A forma como as crenças de podem manifestar no trabalho de um criador é também uma temática que atravessa Elizabeth Costello. Elizabeth surge como crítica da crueldade para com os animais ou teorizadora sobre o desejo e a relação entre razão e emoção, mas a rejeição que faz das crenças na sua obra pode tomar a forma de uma recusa da subjugação do autor às palavras que escreve, reclamando uma liberdade artística que não faz da contradição um problema a resolver. A respeito da crueldade para com os animais, Cristina Carvalhal defende que o importante é perguntar se pode ou não falar-se do assunto, de que forma, em que medida discuti-lo poderá ajudar à sua propagação ou à sua extinção. “Depois vamos ler os livros do Coetzee e são extremamente brutais – sobre a tortura, por exemplo, no À Espera dos Bárbaros, ou totalmente violentos, como o Desgraça. É por isso que acho esta crença muito volátil.”

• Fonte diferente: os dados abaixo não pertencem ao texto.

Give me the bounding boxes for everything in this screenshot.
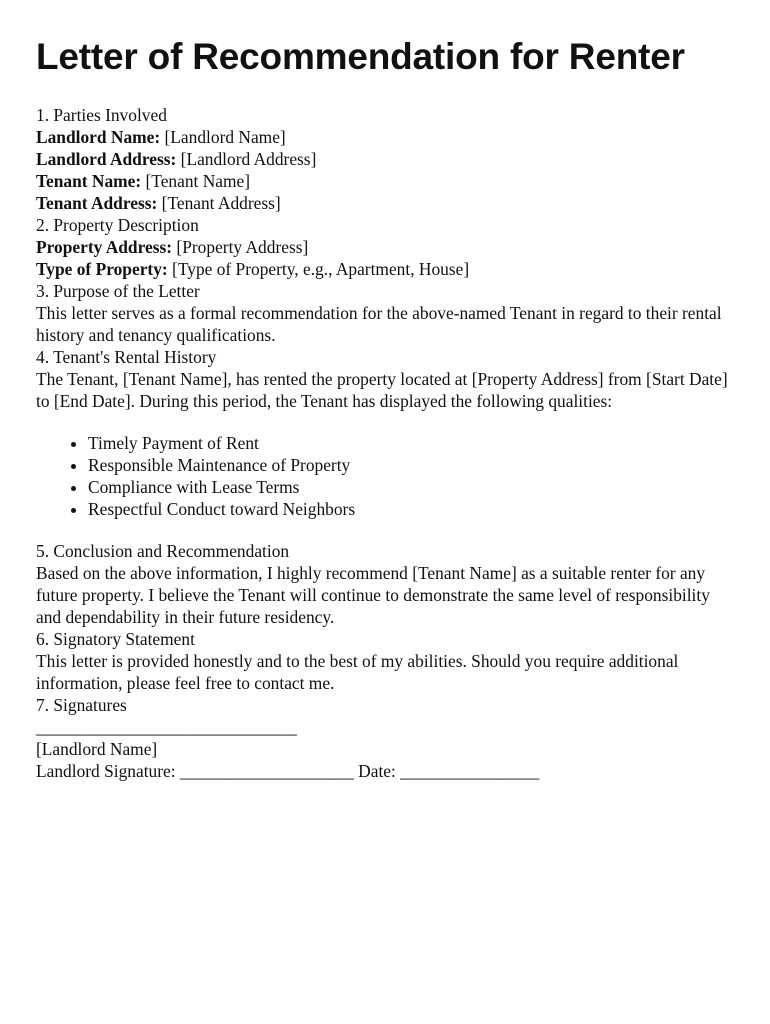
- list-item: • Compliance with Lease Terms: [88, 476, 736, 498]
- property-address-line: [36, 236, 736, 258]
- purpose-text: This letter serves as a formal recommendation for the above-named Tenant in regard to their rental history and tenancy qualifications.: [36, 303, 722, 345]
- letter-document: [36, 0, 736, 782]
- history-text: The Tenant, [Tenant Name], has rented the property located at [Property Address] from [Start Date] to [End Date]. During this period, the Tenant has displayed the following qualities:: [36, 369, 728, 411]
- qualities-list: [36, 432, 736, 520]
- tenant-address-line: [36, 192, 736, 214]
- signatory-name: [Landlord Name]: [36, 739, 158, 759]
- property-address-value: [Property Address]: [176, 237, 309, 257]
- landlord-name-value: [Landlord Name]: [164, 127, 286, 147]
- section-heading-conclusion: 5. Conclusion and Recommendation: [36, 541, 290, 561]
- statement-text: This letter is provided honestly and to the best of my abilities. Should you require additional information, please feel free to contact me.: [36, 651, 679, 693]
- tenant-address-value: [Tenant Address]: [161, 193, 281, 213]
- signature-date-line: Landlord Signature: ____________________ Date: ________________: [36, 761, 540, 781]
- list-item: • Responsible Maintenance of Property: [88, 454, 736, 476]
- tenant-name-label: Tenant Name:: [36, 171, 142, 191]
- tenant-name-value: [Tenant Name]: [145, 171, 251, 191]
- section-heading-parties: 1. Parties Involved: [36, 105, 167, 125]
- tenant-name-line: [36, 170, 736, 192]
- landlord-address-line: [36, 148, 736, 170]
- landlord-address-label: Landlord Address:: [36, 149, 177, 169]
- section-heading-signatures: 7. Signatures: [36, 695, 127, 715]
- tenant-address-label: Tenant Address:: [36, 193, 158, 213]
- page-title: Letter of Recommendation for Renter: [36, 36, 685, 77]
- section-heading-history: 4. Tenant's Rental History: [36, 347, 217, 367]
- property-type-label: Type of Property:: [36, 259, 168, 279]
- letter-body: [36, 104, 736, 782]
- property-type-line: [36, 258, 736, 280]
- section-heading-statement: 6. Signatory Statement: [36, 629, 195, 649]
- landlord-name-label: Landlord Name:: [36, 127, 161, 147]
- section-heading-property: 2. Property Description: [36, 215, 199, 235]
- list-item: • Respectful Conduct toward Neighbors: [88, 498, 736, 520]
- signature-line: ______________________________: [36, 717, 297, 737]
- property-address-label: Property Address:: [36, 237, 173, 257]
- conclusion-text: Based on the above information, I highly recommend [Tenant Name] as a suitable renter for any future property. I believe the Tenant will continue to demonstrate the same level of responsibility and dependability in their future residency.: [36, 563, 710, 627]
- landlord-address-value: [Landlord Address]: [180, 149, 317, 169]
- section-heading-purpose: 3. Purpose of the Letter: [36, 281, 200, 301]
- landlord-name-line: [36, 126, 736, 148]
- list-item: • Timely Payment of Rent: [88, 432, 736, 454]
- property-type-value: [Type of Property, e.g., Apartment, House]: [172, 259, 470, 279]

Tal volatilidade pode vir também da incerteza e da fragilidade de uma mulher em idade avançada, caminhando em aproximação à morte. Mas não há fragilidade em Elizabeth Costello que lhe roube a dignidade de não aceitar negociar a salvação a troco de qualquer coisa. Mantém-se fiel à sua obstinação e à sua própria voz. O que é, em si, uma outra forma de crença.